Figura 11 – Caverna em Maluquinho 2

Fig. 11 - A caverna em Maluquinho 2, um não-espaço fílmico.

Quanto às representações de regionalismos, cabe notar que a caracterização mineira no segundo filme é mais farsesca, principalmente devido à composição de alguns de seus personagens, como comentado no capítulo anterior. Dessa maneira, o sotaque mineiro (que praticamente não se ouviu no primeiro filme apesar do tom mais realista da história) é um tanto forçado na continuação. Transformar algumas características regionais em caricatura cômica facilita a sua apreensão por aqueles que não estão habituados a elas, uma vez que o registro em tom de fábula afasta desses aspectos uma estranheza que existiria num registro mais naturalista. A fábula afasta esses elementos, portanto, do mundo histórico, do real, tornando-os mais deglutíveis.

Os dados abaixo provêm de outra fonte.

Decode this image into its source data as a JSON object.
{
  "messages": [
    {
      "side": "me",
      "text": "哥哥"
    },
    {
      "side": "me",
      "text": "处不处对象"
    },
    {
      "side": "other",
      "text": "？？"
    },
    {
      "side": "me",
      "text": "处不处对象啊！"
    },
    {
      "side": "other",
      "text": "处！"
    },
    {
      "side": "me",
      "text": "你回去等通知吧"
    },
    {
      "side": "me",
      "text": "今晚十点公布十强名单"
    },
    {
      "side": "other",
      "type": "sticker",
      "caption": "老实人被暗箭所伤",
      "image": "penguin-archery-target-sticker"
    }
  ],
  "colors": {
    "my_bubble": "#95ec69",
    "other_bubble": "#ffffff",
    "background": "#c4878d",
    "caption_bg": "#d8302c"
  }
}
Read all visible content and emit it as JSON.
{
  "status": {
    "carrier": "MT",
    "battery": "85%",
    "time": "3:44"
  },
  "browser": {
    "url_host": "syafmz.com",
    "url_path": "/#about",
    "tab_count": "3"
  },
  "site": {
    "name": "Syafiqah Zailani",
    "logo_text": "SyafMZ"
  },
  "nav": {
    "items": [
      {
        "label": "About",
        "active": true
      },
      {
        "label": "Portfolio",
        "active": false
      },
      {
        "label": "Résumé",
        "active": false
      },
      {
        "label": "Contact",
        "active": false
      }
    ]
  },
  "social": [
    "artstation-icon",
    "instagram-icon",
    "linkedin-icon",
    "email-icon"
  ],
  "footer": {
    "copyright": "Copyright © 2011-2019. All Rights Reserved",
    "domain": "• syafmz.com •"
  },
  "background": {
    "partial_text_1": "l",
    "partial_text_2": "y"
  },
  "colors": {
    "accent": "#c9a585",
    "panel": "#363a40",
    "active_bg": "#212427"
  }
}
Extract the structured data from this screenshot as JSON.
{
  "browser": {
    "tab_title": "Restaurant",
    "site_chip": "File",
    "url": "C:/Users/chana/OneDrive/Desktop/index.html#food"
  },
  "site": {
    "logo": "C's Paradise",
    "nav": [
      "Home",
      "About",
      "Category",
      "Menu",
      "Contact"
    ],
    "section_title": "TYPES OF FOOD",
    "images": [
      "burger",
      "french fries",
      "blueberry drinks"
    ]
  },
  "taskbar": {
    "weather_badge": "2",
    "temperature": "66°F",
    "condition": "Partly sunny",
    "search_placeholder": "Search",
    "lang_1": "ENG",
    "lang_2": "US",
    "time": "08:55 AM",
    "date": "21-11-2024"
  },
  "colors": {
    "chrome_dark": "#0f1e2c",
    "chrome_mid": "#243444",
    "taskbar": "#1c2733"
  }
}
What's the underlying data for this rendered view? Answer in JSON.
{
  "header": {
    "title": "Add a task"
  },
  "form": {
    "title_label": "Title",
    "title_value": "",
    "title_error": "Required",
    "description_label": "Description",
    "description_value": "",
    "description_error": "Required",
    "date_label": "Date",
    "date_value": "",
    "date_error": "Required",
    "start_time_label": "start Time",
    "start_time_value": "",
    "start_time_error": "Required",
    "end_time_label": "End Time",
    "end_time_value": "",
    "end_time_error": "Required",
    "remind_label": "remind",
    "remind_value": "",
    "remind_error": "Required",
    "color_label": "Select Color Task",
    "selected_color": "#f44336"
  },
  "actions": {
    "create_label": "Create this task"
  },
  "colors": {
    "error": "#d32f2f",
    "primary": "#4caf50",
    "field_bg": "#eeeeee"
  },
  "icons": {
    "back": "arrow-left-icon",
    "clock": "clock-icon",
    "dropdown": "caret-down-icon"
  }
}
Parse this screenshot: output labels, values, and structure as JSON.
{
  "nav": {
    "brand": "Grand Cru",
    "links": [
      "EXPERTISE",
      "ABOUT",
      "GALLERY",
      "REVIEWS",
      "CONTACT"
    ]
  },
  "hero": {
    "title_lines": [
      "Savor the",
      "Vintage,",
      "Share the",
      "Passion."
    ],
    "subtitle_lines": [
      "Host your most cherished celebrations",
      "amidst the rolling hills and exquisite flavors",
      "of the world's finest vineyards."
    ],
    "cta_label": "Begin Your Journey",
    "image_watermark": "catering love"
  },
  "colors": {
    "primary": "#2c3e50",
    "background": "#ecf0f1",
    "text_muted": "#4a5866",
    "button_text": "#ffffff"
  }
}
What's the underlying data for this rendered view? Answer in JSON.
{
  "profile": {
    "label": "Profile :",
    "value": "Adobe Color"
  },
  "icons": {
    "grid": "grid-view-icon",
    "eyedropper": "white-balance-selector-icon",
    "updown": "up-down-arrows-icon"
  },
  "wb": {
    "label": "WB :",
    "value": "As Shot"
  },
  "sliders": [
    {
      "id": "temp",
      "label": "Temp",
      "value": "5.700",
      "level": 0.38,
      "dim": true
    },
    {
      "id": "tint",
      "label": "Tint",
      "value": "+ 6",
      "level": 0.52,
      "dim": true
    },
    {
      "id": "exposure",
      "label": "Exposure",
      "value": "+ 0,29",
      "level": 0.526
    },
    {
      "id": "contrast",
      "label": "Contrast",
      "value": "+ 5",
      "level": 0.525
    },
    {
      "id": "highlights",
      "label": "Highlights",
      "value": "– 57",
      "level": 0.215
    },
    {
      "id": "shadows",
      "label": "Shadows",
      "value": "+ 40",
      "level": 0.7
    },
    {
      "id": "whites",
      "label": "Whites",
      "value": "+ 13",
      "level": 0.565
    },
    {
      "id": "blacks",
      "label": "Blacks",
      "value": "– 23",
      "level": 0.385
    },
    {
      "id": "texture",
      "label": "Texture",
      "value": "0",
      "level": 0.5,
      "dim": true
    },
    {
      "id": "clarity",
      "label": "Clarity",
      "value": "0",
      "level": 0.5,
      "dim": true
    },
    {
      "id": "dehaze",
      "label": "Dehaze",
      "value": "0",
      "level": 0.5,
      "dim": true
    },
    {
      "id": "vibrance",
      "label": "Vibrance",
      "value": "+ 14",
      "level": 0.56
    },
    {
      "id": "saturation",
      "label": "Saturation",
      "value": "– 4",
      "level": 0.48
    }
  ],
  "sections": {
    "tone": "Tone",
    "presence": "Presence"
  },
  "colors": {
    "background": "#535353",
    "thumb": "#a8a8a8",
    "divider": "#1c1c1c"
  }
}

Também como um elemento nacional, o catolicismo está presente no filme. De forma farsesca, as beatas representam um tipo de fiéis rançosos, ávidos pelo destaque social por meio do trabalho espiritual. Retratados de forma mais positiva, Iaiá e Tonico pedem a

religiosidade é um dos poucos elementos nacionais que destoa um pouco da assepsia típica da memória internacional-popular.

O folclore é um desses elementos que foram reapropriados. Ele aparece de forma central, mas não se origina da tradição brasileira. Diegeticamente, Tatá Mirim, um dos personagens principais, é criado por Maluquinho: trata-se de folclore inventado por uma criança. A criatura vem do centro da Terra e é feita de fogo, em possível referência ao Boitatá (este sim um ente do folclore nacional). É uma forma relativamente simples de se criar com efeitos especiais. A mineirice do ser imaginário consiste em querer vagar pela superfície da terra para comer pão de queijo. Dessa maneira, as características regionais da entidade viram ornamentos. E como fogo, Tatá adquire formas bastante diferentes. Sua inspiração no ET de Spielberg é bastante clara, e a cena em que se despede de Maluquinho é evidente nesse ponto (fig. 12). Mais uma citação ao cinema hegemônico.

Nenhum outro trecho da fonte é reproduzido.